Trump Paris anlaşmasıyla ilgili kararını açıkladıktan sonra, ABD Çevre Koruma Ajansı’ndaki (EPA) bürokratları, eski başkan Barack Obama döneminde uygulamaya konulan iklim politikalarını terketmeye başladı. Listenin başında elektrik santralleri ve otomobillerden kaynaklanan sera gazı emisyonlarını hedefleyen bir çift düzenleme vardı. Geçtiğimiz 15 ay içinde Trump yönetimi her iki düzenlemeyi de yürürlükten kaldırdı ve bunları sanayicilere para kazandıracak ve emisyonları azaltmada pek etkisi olmayan daha zayıf standartlarla değiştirdi.
Bazı durumlarda, sanayi bile bu geri adımlara itiraz etti. Yönetimin çabaları, geçen yıl Kaliforniya ile daha agresif bir standardı sürdürmek için ayrı bir anlaşma imzalayan Ford ve Honda gibi birkaç otomobil üreticisinin itirazlarına yol açtı. Son zamanlarda Exxon Mobil ve BP gibi enerji devleri yönetimin petrol ve gaz şirketlerinin güçlü bir sera gazı olan metan emisyonlarını sınırlandırmasını ve ortadan kaldırmasını gerektiren kuralları zayıflatma girişimine karşı çıktı.
New York merkezli bir danışmanlık şirketi olan Rhodium Group'un bir tahminine göre, yönetimin geri adımları emisyonları 2035'e kadar 1.8 milyar ton karbondioksite eşdeğer miktarda artırabilecekti.
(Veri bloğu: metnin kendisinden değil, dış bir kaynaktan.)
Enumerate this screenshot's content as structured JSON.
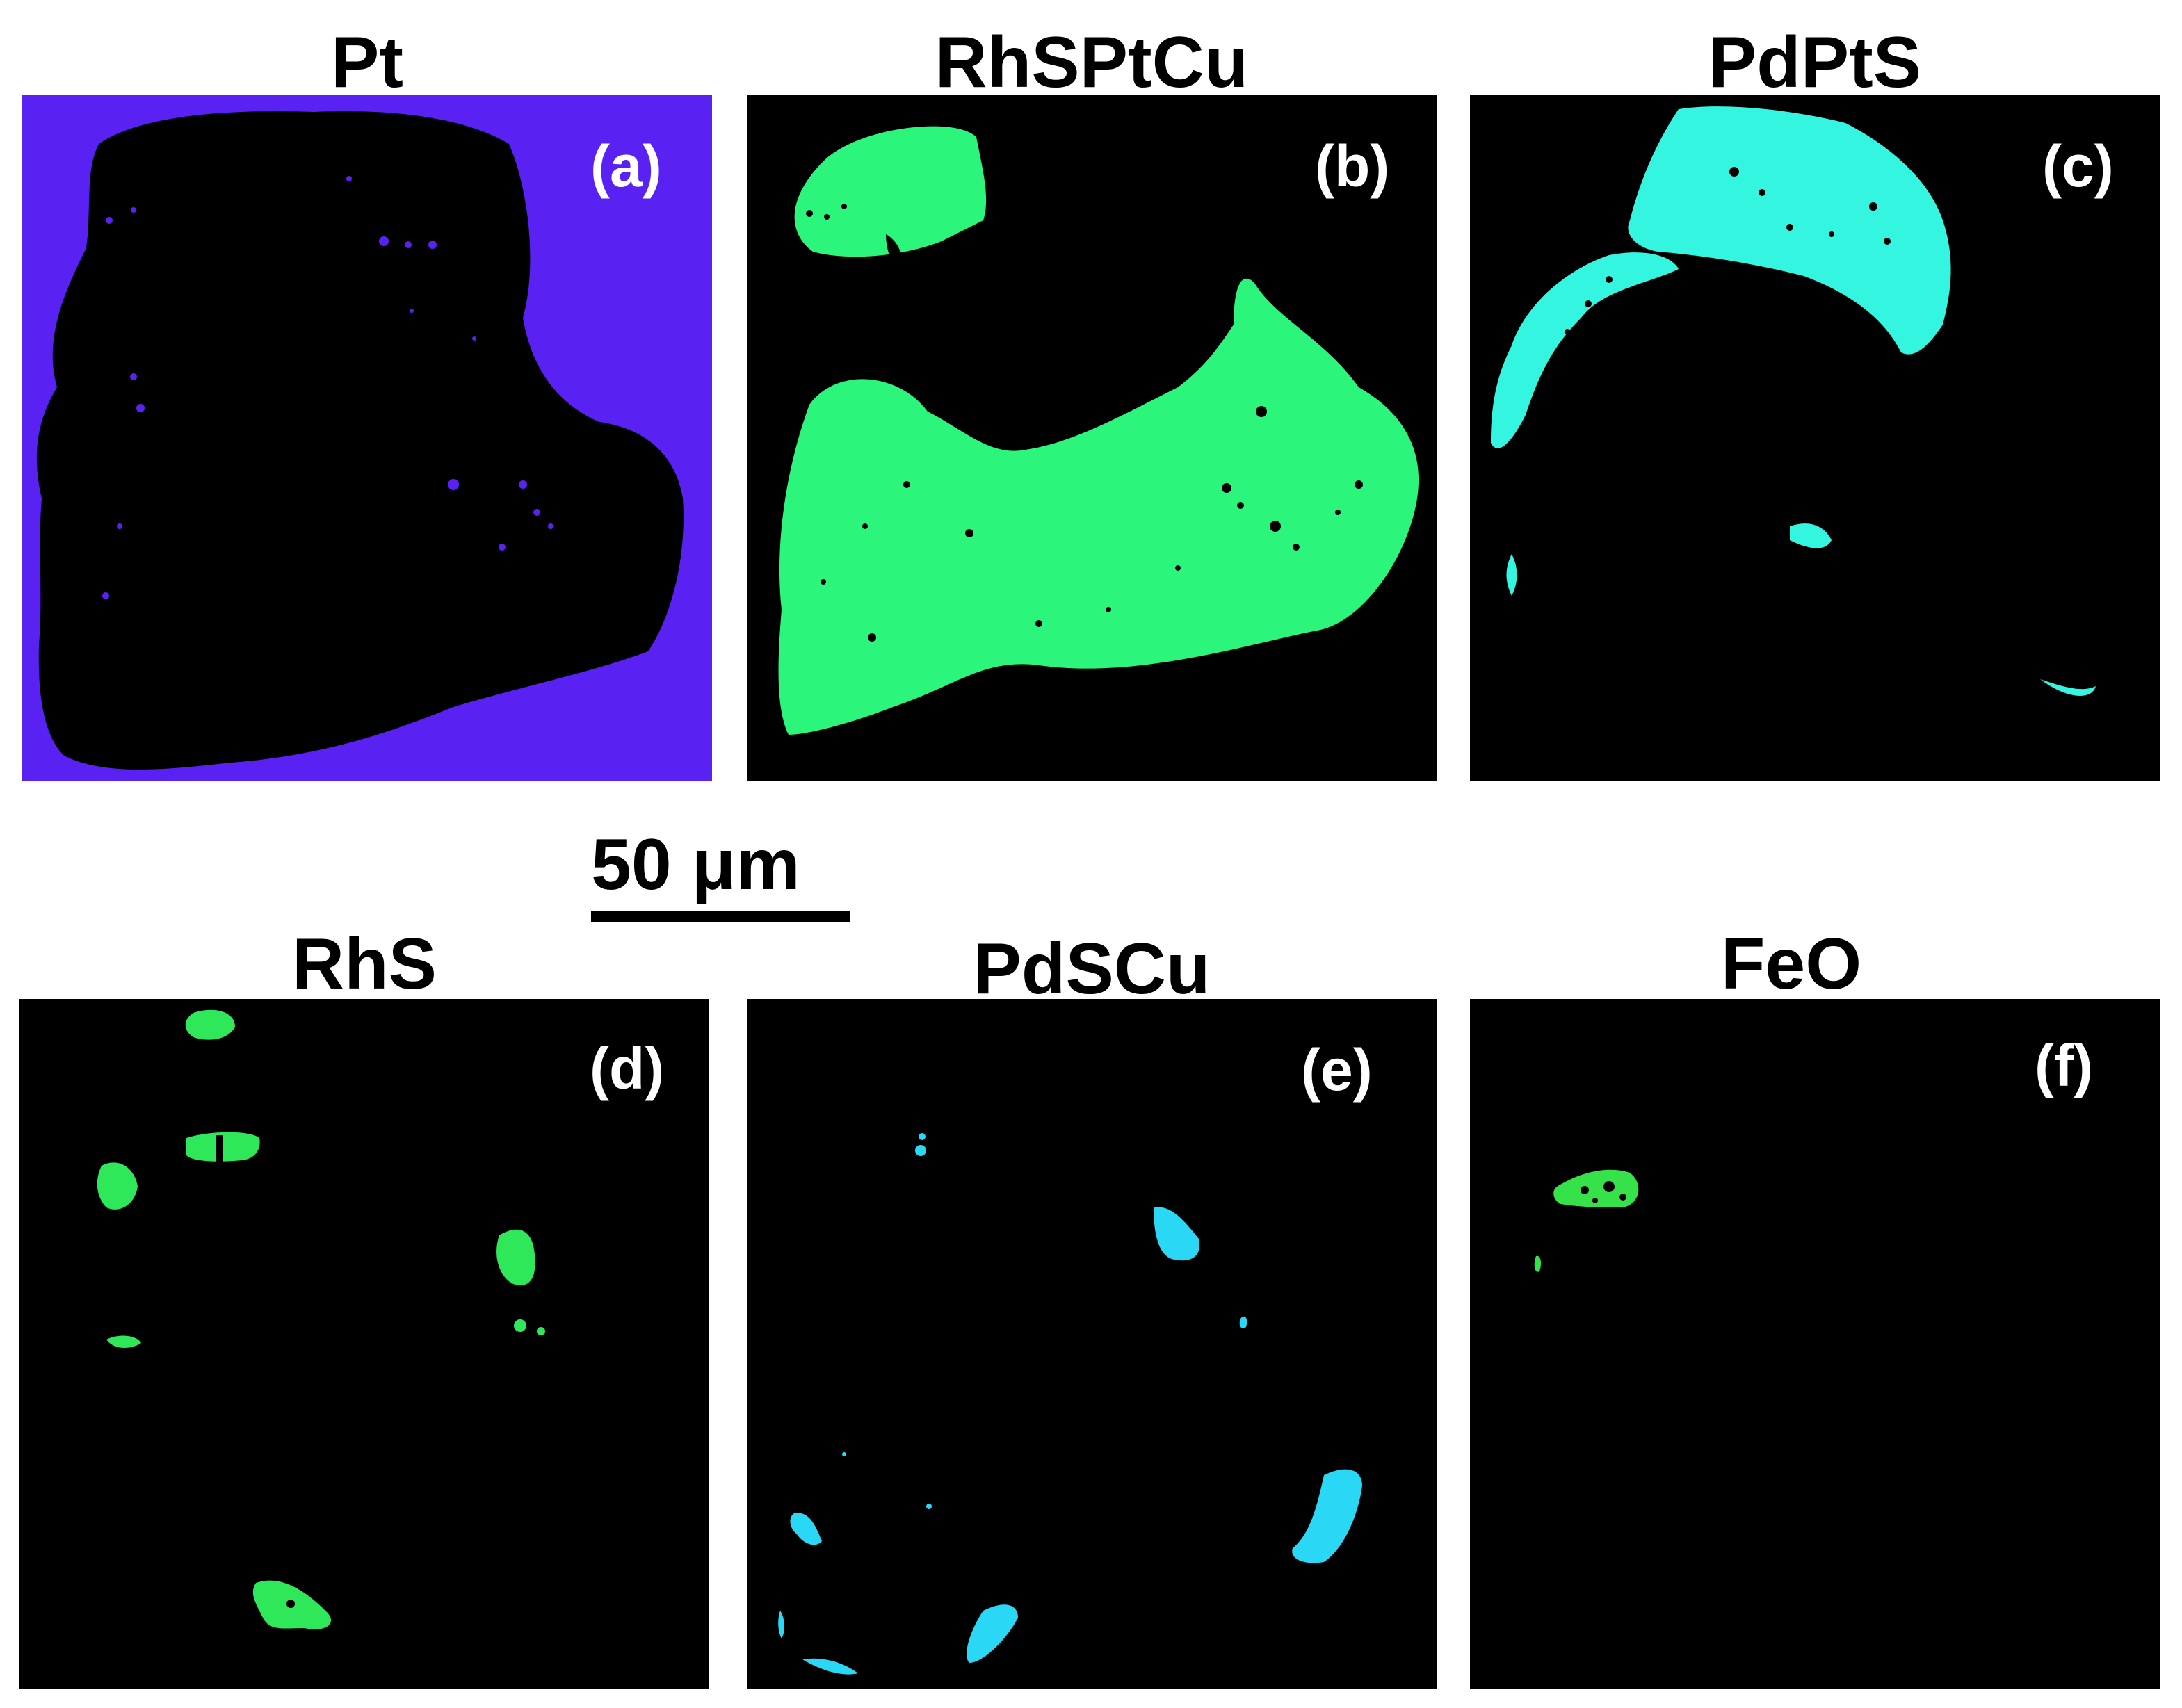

Bu değer İngiltere’nin yıllık emisyonunun yaklaşık beş katı demekti. Bu tedbirler mahkemeler ya da yeni bir yönetim tarafından kaldırılabilse de Trump ülkeye ve gezegene çok değerli olan bir zaman kaybına mal oldu.
Santa Barbara'daki California Üniversitesi'nde iklim politikası araştırmacısı Leah Stokes, "Trump dönemi, bu gezegen için gerçekten korkunç ve berbat bir dönem oldu" diyor.
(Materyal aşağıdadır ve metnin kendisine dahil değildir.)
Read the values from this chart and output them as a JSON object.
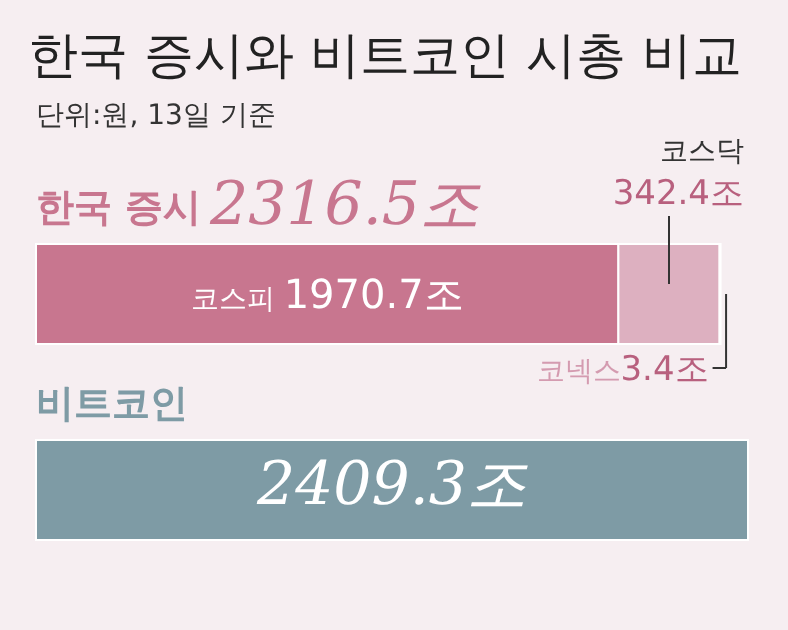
{
  "chart_data": {
    "type": "bar",
    "orientation": "horizontal",
    "stacked": true,
    "title": "한국 증시와 비트코인 시총 비교",
    "subtitle": "단위:원, 13일 기준",
    "categories": [
      "한국 증시",
      "비트코인"
    ],
    "series": [
      {
        "name": "코스피",
        "color": "#c8768f",
        "values": [
          1970.7,
          null
        ],
        "value_labels": [
          "1970.7조",
          null
        ]
      },
      {
        "name": "코스닥",
        "color": "#ddb0c0",
        "values": [
          342.4,
          null
        ],
        "value_labels": [
          "342.4조",
          null
        ]
      },
      {
        "name": "코넥스",
        "color": "#d49bb0",
        "values": [
          3.4,
          null
        ],
        "value_labels": [
          "3.4조",
          null
        ]
      },
      {
        "color": "#7e9ba5",
        "values": [
          null,
          2409.3
        ],
        "value_labels": [
          null,
          "2409.3조"
        ]
      }
    ],
    "totals": [
      "2316.5조",
      null
    ]
  }
}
Trump yönetimi Paris anlaşmasından çıkış belgelerini geçen yıl yaptığı resmi başvuruyla kayda geçirtti. ABD'nin anlaşmadan çekilmesi cumhurbaşkanlığı seçimlerinden bir gün sonra 4 Kasım'da resmiyet kazanacak. Çoğu ülke, Amerika Birleşik Devletleri olmadan bile ilerlemekte kararlı olma sözü verdi ve Avrupa Birliği, çabalarını attırmaları için baskı yaparak liderlik boşluğunu doldurmalarına yardımcı oldu. Çin, 22 Eylül'de 2069 da karbon konusunda tarafsız olmayı hedeflediğini açıklayarak Biden kazanırsa anlaşmaya yeniden girme sözü verdi. Buna rağmen ABD'nin iklim müzakerelerine öncülük etmekte Obama döneminde sahip olduğu uluslararası nüfuzu yeniden kazanması zor olabilir.
California Üniversitesi'nden bir siyaset bilimci David Victor, "Paris'e yeniden katılmak kolay, gerçek sorun inandırıcılık: dünyanın geri kalanı söylediklerimize inanacak mı?" diyor.